There are two techniques which can be of aid when you must learn long lists of information. The first is called CHUNKING and refers to breaking the list up into related groups of information. To chunk effectively, make sure that each group contains only those items which have something in common. When you cannot chunk information or you need to recall a list in a specific order, you might want to use a word or sentence MNEMONIC. A memorable word can often be created by using first letters of the terms you have to know. The word HOMES, for example, can help you remember the first letters of each of the great lakes: Huron, Ontario, Michigan, Erie, Superior. Where a word cannot be made, the first letters might be used as the first letters of words in a sentence. For example, if you needed to remember the order of the first nine planets of our solar system you might develop this sentence using the first letter of each planet as you move from the sun outward: My Very Earthly Mother Just Served Us Nine Pizzas. The M in My is for Mercury, the V in Very represents Venus, the E in Earthly- Earth, the M in Mother - Mars, the J in Just - Jupiter, the S in Served - Saturn, the U in Us -Uranus, the N in Nine -Neptune, and the P in Pizzas -Pluto. Another very helpful method of preparing for exams is to PREDICT TEST QUESTIONS. The special advantage of this study method is that it requires you to consider what you are learning from your instructor's point of view. In fact, the actual success of your predictions is not nearly so important as the processing you must do to develop the questions. In courses where you can expect computations on the exam, it is important that you prepare through PRACTICE. You can do this by reworking any homework problems that you missed, by working additional problems that were not originally assigned, or by working problems on old exams. Tests involving computations usually adhere to a strict time limit, so you should emphasize speed as well as accuracy when you practice.

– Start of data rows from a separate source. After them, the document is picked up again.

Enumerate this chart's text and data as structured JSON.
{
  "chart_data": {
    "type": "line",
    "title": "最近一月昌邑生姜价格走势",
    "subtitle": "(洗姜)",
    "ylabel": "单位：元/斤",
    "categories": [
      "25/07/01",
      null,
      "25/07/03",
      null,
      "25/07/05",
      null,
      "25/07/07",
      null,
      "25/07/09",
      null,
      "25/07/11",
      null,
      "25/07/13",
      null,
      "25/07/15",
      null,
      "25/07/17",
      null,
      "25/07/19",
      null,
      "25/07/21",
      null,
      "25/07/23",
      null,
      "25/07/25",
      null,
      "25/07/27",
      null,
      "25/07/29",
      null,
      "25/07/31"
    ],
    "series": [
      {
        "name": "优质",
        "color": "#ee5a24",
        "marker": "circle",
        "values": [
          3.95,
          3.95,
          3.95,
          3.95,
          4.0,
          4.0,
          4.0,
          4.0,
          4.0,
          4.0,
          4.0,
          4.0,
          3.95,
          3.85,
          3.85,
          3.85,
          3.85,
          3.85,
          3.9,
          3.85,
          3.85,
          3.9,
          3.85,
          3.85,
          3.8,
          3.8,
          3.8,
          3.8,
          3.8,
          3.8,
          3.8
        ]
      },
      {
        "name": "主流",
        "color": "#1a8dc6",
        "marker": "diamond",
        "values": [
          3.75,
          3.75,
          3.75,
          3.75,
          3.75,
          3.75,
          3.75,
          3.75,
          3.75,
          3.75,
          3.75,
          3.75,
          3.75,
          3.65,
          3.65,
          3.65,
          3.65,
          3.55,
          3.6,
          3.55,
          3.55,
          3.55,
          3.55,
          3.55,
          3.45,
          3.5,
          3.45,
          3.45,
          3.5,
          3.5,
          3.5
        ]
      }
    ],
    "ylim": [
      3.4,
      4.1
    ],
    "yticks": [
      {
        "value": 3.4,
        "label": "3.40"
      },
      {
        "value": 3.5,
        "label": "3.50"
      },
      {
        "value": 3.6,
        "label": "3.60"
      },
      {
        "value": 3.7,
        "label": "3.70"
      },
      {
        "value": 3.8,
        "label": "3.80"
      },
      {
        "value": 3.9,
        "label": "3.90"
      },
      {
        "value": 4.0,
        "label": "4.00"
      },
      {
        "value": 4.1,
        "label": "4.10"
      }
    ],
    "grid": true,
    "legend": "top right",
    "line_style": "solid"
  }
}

An often overlooked source of aid in preparing for exams are the CLUES PROVIDED BY YOUR INSTRUCTORS. Instructors are frequently more helpful in pointing out what will be emphasized than they are given credit for. If you are serious about your studies, you should always be willing to take the initiative to find out as much as possible about the exam. At worst, your instructor will only decline to answer some of your questions. Chances are, however, that you'll receive useful advice.

Finally, should you cram for an exam? You should do so only as a last resort, remembering that if you need to cram it is too late to learn everything! Instead, be selective. CRAMMING leaves little time to process ideas in depth so focus mainly on basic concepts, terminology, or lists that can be memorized. And, because time is very short, study first those ideas which you strongly expect to be covered on the exam. In addition, having a GOOD NIGHT'S SLEEP and PROPER FOOD is an advantage in the recall of information.